L'opportunité du cycle de vie du nucléaire

Par Laurence Daziano  |   |  552  mots
Laurence Daziano.
Le démantèlement et le traitement des déchets de nombre de centrales nucléaires en fin de vie opérationnelle en France et dans le monde posent des problèmes que peut résoudre la filiale française grâce à son expertise sur l'ensemble du cycle nucléaire. Par Laurence Daziano, maître de conférences en économie à Sciences Po et membre du Conseil scientifique de la Fondation pour l'innovation politique (Fondapol).

Avec la réforme de la filière nucléaire française, Orano, l'ex-Areva, s'est vu confié la gestion du cycle du combustible, en conservant les mines d'uranium en amont et le retraitement des déchets en aval, ainsi que l'activité de démantèlement des parties les plus sensibles des réacteurs. Orano se concentre désormais sur la vie du combustible.

Par ailleurs, la question du stockage des déchets nucléaires commence à se poser avec acuité alors qu'une partie importante du parc nucléaire français, exploité par EDF, doit organiser sa fin de vie dans des conditions de sûreté absolue.
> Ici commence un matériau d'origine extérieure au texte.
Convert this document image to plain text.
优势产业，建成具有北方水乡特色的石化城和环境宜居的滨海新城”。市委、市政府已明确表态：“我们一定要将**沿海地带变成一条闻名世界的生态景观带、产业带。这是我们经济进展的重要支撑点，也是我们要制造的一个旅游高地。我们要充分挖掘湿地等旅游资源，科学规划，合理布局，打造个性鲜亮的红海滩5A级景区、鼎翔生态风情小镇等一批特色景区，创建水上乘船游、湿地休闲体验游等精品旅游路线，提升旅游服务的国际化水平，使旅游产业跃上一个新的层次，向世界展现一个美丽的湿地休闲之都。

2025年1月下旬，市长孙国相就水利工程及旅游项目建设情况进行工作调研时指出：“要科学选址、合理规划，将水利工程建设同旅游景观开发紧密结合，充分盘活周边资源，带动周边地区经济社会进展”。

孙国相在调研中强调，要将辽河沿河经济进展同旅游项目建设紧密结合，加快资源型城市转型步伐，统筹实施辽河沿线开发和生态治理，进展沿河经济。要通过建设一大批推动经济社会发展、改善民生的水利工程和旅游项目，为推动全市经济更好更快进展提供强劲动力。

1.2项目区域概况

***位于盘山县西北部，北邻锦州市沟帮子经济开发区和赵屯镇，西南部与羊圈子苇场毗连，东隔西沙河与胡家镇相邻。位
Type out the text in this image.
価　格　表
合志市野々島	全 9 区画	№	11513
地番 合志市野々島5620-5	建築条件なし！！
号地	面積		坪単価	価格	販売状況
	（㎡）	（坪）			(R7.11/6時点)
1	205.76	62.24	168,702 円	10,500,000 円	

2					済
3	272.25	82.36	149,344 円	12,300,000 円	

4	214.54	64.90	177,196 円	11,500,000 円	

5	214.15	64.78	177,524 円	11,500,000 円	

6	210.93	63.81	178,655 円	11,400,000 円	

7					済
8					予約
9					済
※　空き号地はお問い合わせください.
Selon l'Agence internationale de l'énergie atomique (AIEA), sur les 448 réacteurs nucléaires en activité dans le monde, plus de la moitié approchent de la fin de leur vie opérationnelle. La question du traitement des déchets nucléaires doit être traitée, notamment en France, avec les meilleures garanties pour trouver une solution pérenne, durable et sécurisée.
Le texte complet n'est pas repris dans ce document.